Sunday, 12 February 2012

Going Nuclear Over the Falklands

Argentina's President Cristina Fernández stood in front of a map of Las Malvinas (the Falklands) this week to denounce Britain's militarization of the dispute over the islands.Eduardo Di Baia/Associated PressArgentina’s President Cristina Fernández stood in front of a map of Las Malvinas (the Falklands) this week to denounce Britain’s militarization of the dispute over the islands.


LONDON — Argentina has turned up the heat in its rekindled dispute with Britain over the Falkland Islands by accusing the perfidious British of dispatching a nuclear-powered, and possibly nuclear-armed, submarine to the South Atlantic.

The latest twist in the saga of the remote archipelago, which Argentines know at Las Malvinas, dominated the headlines in Buenos Aires on Saturday after Héctor Timerman, the foreign minister, appeared at the United Nations in New York brandishing a dossier on Britain’s alleged military moves.

Tensions have been rising with the approach of the 30th anniversary of a war in which a British military task force crossed 8,000 miles of the Atlantic Ocean to recover the colonial outpost from an Argentine invasion force.

The atmosphere did not improve when London announced that Prince William, heir to the British throne after his father Prince Charles, was heading for the Falklands along with a new warship.

What British officials described as a routine deployment for the 29-year-old air force helicopter pilot was denounced in Buenos Aires as a provocation.

After the 1982 conflict, the two countries pledged to keep the peace over their opposing claims to the islands. Britain believes the islands’ future is a matter for the Falklands’ population of around 3,000 English speakers to decide.


In the meantime, Britain reserves the right to have forces there and to patrol South Atlantic waters. Mark Lyall Grant, Britain’s envoy at the U.N., said his country does not comment on the deployment of its submarines or nuclear weapons. But he dismissed Mr. Timerman’s accusations that it was militarizing the situation as “manifestly absurd”.


Britain has confirmed, however, the dispatch of HMS Dauntless, a new air defense destroyer — again as part of a routine deployment. Nigel Haywood, the British governor of the islands, told the Argentine daily Clarín that sending the Dauntless was just like upgrading your home computer when a better model comes out.

The Falkland Islands were virtually unknown to the wider British public until 1982, when the campaign to “liberate” them cemented the reputation of Margaret Thatcher, the then British prime minister, as “The Iron Lady”.

For Argentines, however, their country’s claim to the barren islands — where sheep outnumber the human population — is something they learn at their mother’s knee.

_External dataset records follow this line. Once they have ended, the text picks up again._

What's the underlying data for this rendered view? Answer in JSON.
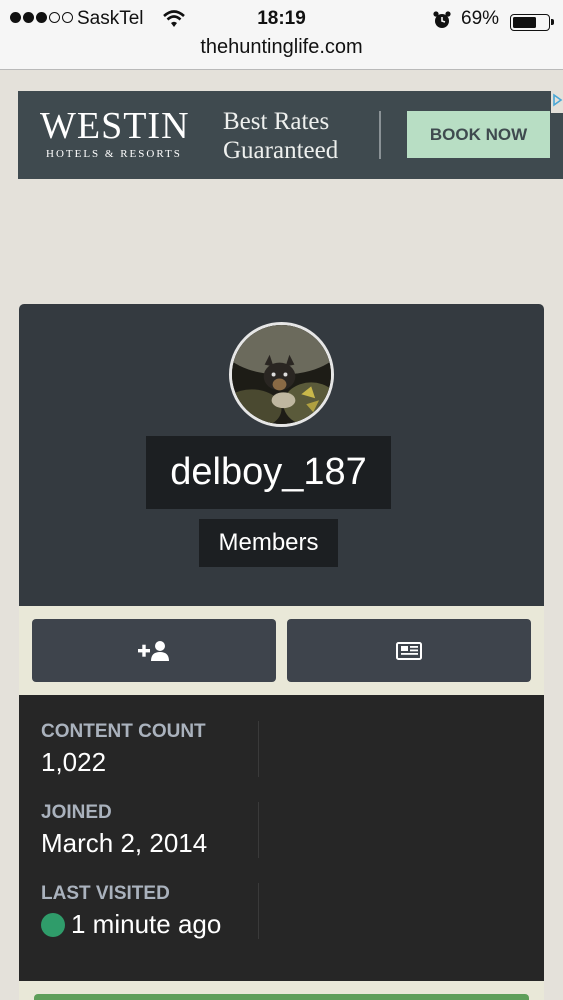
{
  "status_bar": {
    "carrier": "SaskTel",
    "time": "18:19",
    "battery_percent": "69%",
    "battery_level": 0.69
  },
  "browser": {
    "url": "thehuntinglife.com"
  },
  "ad": {
    "brand_name": "WESTIN",
    "brand_sub": "HOTELS & RESORTS",
    "tagline_line1": "Best Rates",
    "tagline_line2": "Guaranteed",
    "cta_label": "BOOK NOW",
    "colors": {
      "background": "#3f4a4f",
      "cta": "#b8dec4"
    }
  },
  "profile": {
    "username": "delboy_187",
    "group": "Members",
    "actions": [
      {
        "name": "follow-button",
        "icon": "add-user-icon"
      },
      {
        "name": "content-button",
        "icon": "newspaper-icon"
      }
    ],
    "stats": [
      {
        "label": "CONTENT COUNT",
        "value": "1,022"
      },
      {
        "label": "JOINED",
        "value": "March 2, 2014"
      },
      {
        "label": "LAST VISITED",
        "value": "1 minute ago",
        "online": true
      }
    ],
    "colors": {
      "card": "#343a40",
      "stats_bg": "#262626",
      "online": "#2f9c6a"
    }
  }
}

In the past, successive British governments would dispatch a nuclear submarine to the South Atlantic each year, and made sure the Argentines knew about it, to deter them from seizing the archipelago. That policy was shelved by the Thatcher government to save money, according to former officials familiar with the situation at the time.

Argentina’s murderous military junta, which had wiped out thousands of its own citizens, misread the signal as an indication Britain was ready to abandon the islands. They believed in April 1982 that an uncontested invasion would divert their population’s attention from a dire economic crisis by instilling it with patriotic fervor.

The ruling generals and admirals lost the gamble and were overthrown.

Cynics in Britain say the Argentines were the real victors in the war: they got democracy, while the British got another decade of Margaret Thatcher.